‘Niklas Wellen is in de zaal echt beestachtig goed’

Niklas Wellen, op het veld 161-voudig international van Duitsland, blinkt dit seizoen in het shirt van Pinoké ook wekelijks uit in de zaal. De technisch begaafde aanvaller, die al achttien goals maakte en topscorer van de Hoofdklasse Zaal is, is een lust voor het oog.

De wedstrijd tussen het arme Hattem en het sterke Pinoké is zondagmiddag diep in de tweede helft, als Hattem-keeper Michiel Wessels weer eens te maken krijgt met het fenomeen uit Duitsland. Het ene moment lijkt Wellen op een volstrekt ongevaarlijke plek op het veld te staan, ietwat aan de zijkant, net over de middenlijn. Een fractie later passeert Wellen in een flits twee verdedigers, pusht hij met zijn forehand vanuit een onmogelijke hoek op doel en vindt hij het minuscule gaatje in de korte hoek, halfhoog tussen de stick van de keeper en de paal. Doelpunt. Zijn vierde van de wedstrijd en zijn achtste van de dag.

‘Als zaalhockeyer is Niklas een feest om naar te kijken’, vertelt coach en voormalig Bloemendaal-speler Joep van der Loo. ‘Na onze wedstrijd tegen Amsterdam had ik het erover met de coach van Amsterdam [Thomas Immink]. Dat Niklas echt een waanzinnig goede hockeyer is. Op het veld natuurlijk ook, maar in de zaal is hij echt beestachtig goed’, zegt hij over de Duitse aanvaller, die zaalhockeygrootmacht en regerend landskampioen Amsterdam eigenhandig met vier doelpunten over de knie legde (7-2 winst).
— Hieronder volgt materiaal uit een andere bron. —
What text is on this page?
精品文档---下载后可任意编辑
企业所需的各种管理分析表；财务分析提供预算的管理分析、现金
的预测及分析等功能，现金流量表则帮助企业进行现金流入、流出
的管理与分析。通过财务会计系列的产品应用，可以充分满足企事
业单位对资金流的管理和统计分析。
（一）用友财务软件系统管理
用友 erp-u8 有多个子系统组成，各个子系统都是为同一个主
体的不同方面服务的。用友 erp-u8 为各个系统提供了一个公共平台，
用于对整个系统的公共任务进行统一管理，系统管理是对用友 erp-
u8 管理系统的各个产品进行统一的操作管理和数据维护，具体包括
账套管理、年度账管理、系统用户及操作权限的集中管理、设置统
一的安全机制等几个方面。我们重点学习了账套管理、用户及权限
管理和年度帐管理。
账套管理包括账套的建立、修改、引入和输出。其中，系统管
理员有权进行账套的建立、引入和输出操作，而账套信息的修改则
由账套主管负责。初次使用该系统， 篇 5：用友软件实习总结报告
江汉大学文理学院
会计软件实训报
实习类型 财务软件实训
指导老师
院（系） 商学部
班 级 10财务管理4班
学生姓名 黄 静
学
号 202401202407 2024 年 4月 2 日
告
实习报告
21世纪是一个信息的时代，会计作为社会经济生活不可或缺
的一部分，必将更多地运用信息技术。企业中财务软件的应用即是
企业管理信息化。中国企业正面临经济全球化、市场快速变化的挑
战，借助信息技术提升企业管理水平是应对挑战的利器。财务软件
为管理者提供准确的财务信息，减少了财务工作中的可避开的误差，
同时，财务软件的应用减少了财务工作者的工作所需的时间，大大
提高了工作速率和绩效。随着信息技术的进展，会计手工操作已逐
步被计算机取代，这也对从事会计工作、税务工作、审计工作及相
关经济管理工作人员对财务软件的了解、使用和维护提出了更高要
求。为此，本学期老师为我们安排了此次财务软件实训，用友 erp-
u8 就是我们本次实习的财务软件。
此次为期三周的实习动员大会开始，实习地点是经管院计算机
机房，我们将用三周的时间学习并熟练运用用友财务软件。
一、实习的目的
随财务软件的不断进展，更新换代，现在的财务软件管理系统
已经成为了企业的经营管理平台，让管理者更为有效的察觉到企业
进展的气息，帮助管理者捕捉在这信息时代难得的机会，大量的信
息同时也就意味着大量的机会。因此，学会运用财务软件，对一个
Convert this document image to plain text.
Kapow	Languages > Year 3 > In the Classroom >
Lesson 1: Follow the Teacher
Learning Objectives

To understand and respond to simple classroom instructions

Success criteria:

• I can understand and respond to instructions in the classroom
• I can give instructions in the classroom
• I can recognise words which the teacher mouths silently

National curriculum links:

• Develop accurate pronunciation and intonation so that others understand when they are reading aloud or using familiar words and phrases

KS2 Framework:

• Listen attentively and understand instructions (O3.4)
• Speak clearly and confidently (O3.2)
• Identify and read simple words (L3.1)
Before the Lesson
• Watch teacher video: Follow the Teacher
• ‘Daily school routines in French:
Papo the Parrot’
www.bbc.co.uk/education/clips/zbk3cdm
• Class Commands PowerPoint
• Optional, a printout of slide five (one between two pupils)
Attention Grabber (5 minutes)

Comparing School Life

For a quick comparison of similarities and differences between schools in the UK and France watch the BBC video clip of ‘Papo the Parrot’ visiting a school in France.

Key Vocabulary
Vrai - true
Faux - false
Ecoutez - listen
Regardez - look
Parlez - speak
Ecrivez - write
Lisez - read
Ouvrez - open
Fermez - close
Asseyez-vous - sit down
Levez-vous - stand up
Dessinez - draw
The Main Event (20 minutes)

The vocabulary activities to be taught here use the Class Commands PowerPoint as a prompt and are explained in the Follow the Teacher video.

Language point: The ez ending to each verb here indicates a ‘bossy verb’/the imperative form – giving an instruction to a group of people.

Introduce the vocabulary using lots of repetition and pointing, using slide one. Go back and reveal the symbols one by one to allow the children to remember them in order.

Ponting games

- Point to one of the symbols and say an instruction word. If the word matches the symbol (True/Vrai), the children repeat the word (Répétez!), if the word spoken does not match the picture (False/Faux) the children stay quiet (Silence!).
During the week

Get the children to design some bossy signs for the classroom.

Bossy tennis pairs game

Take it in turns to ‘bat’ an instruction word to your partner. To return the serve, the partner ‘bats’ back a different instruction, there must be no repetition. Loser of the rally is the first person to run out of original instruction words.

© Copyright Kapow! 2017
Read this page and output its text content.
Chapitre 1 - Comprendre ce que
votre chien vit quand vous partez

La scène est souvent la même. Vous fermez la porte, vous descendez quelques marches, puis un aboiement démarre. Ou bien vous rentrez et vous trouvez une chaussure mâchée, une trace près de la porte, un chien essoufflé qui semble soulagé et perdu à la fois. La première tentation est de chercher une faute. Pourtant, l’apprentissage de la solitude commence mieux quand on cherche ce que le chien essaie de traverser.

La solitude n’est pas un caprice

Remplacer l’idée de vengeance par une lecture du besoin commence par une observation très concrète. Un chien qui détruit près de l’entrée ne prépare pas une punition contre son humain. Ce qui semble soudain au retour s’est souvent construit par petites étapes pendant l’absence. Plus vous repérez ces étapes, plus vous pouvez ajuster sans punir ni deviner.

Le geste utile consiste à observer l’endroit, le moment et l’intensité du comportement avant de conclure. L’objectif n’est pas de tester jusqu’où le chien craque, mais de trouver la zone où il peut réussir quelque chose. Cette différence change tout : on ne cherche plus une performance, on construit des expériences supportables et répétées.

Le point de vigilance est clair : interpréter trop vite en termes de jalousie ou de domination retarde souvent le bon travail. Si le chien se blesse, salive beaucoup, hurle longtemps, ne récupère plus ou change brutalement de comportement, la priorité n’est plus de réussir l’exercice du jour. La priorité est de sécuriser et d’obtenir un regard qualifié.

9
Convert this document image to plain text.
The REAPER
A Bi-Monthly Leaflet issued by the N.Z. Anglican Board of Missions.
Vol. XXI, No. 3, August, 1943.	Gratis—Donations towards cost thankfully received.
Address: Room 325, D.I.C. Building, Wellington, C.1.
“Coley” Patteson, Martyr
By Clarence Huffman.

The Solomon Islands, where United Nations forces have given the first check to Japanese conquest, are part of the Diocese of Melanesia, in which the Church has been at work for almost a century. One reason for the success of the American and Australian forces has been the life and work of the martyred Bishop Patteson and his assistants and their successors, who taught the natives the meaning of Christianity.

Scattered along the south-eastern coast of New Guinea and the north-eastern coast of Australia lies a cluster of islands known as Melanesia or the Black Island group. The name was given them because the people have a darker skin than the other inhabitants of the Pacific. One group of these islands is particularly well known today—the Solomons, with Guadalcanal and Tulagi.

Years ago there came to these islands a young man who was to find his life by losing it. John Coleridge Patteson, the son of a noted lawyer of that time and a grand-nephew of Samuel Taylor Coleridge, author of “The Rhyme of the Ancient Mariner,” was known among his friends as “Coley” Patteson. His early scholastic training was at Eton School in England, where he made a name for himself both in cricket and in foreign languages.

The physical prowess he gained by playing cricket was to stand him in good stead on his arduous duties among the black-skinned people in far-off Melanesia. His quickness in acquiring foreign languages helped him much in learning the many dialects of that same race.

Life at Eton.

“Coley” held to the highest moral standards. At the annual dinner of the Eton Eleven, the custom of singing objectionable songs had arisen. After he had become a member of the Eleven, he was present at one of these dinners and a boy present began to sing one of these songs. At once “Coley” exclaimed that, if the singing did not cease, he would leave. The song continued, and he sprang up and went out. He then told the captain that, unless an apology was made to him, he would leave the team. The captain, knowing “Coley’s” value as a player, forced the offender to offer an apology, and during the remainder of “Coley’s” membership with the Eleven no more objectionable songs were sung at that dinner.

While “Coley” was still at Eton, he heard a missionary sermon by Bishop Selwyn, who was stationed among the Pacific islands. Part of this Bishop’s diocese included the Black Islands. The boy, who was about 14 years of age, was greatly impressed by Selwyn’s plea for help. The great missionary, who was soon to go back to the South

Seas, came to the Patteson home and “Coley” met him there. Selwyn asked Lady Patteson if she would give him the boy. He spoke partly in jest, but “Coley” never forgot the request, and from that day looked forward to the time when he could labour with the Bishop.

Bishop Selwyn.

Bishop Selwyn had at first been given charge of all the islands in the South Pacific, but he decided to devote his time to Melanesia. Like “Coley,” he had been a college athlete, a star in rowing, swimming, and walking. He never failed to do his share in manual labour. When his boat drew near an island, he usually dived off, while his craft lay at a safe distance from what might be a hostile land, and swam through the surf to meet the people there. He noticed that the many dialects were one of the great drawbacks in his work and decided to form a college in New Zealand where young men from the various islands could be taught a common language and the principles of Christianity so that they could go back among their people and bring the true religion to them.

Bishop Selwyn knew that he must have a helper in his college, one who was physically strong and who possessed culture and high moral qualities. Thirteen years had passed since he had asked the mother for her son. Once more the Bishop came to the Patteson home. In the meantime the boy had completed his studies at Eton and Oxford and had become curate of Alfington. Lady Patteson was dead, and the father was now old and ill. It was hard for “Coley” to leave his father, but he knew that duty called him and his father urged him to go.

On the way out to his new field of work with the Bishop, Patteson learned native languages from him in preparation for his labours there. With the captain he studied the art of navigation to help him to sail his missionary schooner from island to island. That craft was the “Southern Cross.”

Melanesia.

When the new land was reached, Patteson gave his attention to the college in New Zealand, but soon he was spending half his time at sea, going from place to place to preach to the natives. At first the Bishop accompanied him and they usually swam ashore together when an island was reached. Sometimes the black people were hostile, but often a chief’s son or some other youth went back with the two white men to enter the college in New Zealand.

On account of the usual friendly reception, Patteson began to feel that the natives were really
‘Niklas denkt altijd een stap vooruit. Op het moment dat wij nog een verdedigend blok spelen, denkt hij al na over waar hij de counter gaat plaatsen. Dat vind ik één van zijn grootste kwaliteiten. Buiten het feit natuurlijk dat hij geweldig is in de cirkel. Als wij Nederlanders hard op goal pushen, wil daar nogal eens een sleep aan vooraf gaan. Bij Niklas niet. Die pusht vanuit zijn polsen. De keeper wordt daar compleet door verrast. Die staat te wachten op een beweging die helemaal niet komt.’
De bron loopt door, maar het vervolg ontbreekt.